I am trying to identify the appropriate format used in my obtained dataframe, but I am having trouble finding anything that works.
The issue is that the format contains yearly figures for which the month is assumed to be some sort of zero-padded zeroth month. For example, the yearly nominal GDP is reported as 2014-00 instead of the usual 2014-01.
Thus, when I use,
df['end_of_month'] =pandas.to_datetime(df['end_of_month'], format="%Y-%m")
I get that:
ValueError: time data 2014-00 doesn't match format specified
For your consideration, here is the dataframe:
end_of_month nominal_gdp
0 2014-00 2260005.0
1 2015-00 2398280.0
2 2016-00 2490617.0
3 2017-00 2662836.0
4 2018-00 2842883.0
5 2018-09 726352.0
6 2018-10 NaN
7 2018-11 NaN
8 2018-12 754904.0
9 2019-01 NaN
10 2019-02 NaN
11 2019-03 712514.0
12 2019-04 NaN
13 2019-05 NaN
14 2019-06 698044.0
15 2019-07 NaN
16 2019-08 NaN
17 2019-09 722831.0
18 2019-10 NaN
19 2019-11 NaN
For anyone interested or whomever might face a similar issue, the data was obtained from the Hong Kong Monetary Authority, using their Open API initiative. For more info visit HKMA's documentation.
Specifically, this issue arises when using the Economic Statistics dataset, which can be found in the following page of the documentation.

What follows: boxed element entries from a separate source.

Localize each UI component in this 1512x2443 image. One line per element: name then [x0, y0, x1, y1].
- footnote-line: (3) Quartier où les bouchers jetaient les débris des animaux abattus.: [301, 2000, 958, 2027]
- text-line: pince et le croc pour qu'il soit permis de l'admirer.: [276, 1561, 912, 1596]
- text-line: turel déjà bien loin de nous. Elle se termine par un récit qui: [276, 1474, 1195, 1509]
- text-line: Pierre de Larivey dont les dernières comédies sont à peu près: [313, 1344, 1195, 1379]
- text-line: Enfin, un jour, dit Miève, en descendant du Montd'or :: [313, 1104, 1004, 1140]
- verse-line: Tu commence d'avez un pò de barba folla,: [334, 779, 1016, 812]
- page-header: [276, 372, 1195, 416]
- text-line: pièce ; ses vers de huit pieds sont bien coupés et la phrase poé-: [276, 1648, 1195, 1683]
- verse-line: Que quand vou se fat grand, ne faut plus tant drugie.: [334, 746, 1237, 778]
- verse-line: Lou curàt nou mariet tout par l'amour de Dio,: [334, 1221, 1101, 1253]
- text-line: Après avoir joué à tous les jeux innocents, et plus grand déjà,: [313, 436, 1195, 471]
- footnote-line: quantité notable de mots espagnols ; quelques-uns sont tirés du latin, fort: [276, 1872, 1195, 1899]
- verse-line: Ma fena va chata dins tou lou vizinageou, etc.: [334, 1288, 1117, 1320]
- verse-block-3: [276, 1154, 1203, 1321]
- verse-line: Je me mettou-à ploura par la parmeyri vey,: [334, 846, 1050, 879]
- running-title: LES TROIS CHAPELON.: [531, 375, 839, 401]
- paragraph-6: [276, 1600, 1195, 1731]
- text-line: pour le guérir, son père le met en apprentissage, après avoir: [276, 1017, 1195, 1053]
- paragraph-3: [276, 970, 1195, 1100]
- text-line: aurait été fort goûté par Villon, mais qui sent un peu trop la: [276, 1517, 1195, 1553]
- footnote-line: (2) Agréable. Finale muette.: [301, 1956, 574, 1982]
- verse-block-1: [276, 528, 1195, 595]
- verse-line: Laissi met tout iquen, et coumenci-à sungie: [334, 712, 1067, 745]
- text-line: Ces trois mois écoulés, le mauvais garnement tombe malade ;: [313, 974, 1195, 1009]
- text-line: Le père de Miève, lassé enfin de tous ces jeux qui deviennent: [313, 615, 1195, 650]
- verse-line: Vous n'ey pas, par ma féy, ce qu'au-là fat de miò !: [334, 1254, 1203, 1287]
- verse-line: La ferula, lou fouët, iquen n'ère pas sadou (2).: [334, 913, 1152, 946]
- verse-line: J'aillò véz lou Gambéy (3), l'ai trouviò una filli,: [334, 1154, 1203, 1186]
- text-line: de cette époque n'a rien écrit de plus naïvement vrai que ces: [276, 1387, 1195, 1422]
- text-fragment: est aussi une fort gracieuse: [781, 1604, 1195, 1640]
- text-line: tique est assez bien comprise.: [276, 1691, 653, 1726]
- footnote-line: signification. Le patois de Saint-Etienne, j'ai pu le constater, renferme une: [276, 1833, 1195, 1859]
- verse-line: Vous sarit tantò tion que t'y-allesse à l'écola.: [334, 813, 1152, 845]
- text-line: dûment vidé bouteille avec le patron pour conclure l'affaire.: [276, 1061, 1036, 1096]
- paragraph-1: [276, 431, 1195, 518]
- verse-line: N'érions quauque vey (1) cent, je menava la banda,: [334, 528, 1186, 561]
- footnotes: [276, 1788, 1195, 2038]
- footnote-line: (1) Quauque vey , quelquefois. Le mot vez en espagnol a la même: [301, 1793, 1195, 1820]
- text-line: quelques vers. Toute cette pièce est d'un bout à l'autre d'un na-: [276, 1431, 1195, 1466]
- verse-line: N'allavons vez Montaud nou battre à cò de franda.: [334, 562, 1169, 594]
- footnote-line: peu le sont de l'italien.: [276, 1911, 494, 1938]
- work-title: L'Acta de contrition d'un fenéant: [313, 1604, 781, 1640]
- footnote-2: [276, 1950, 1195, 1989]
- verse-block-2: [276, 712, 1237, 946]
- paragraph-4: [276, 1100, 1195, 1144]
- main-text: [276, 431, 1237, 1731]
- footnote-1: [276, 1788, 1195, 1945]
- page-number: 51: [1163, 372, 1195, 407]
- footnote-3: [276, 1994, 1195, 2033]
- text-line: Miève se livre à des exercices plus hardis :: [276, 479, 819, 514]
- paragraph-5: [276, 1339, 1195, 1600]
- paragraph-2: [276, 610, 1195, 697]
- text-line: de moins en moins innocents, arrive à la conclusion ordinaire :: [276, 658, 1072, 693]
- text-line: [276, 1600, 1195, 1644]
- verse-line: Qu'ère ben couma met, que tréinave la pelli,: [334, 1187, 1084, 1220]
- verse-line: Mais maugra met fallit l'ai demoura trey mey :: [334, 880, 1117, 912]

It appears that I have managed to find a solution for the issue. Here is the link where I found how to solve it: Handling multiple datetime formats with pd.to_datetime
Here is the line I used:
df['end_of_month'] = pandas.to_datetime(df['end_of_month'], format='%Y-%m',errors='coerce').fillna(pandas.to_datetime(df['end_of_month'], format='%Y-00',errors='coerce'))
It simply "fills" the coerced rows with a different format. The format I used for the yearly figures whose zero-padded zeroth month has no meaning, is : "%Y-00" since we can diregard the "-00" which has no meaning for the yearly frequency values.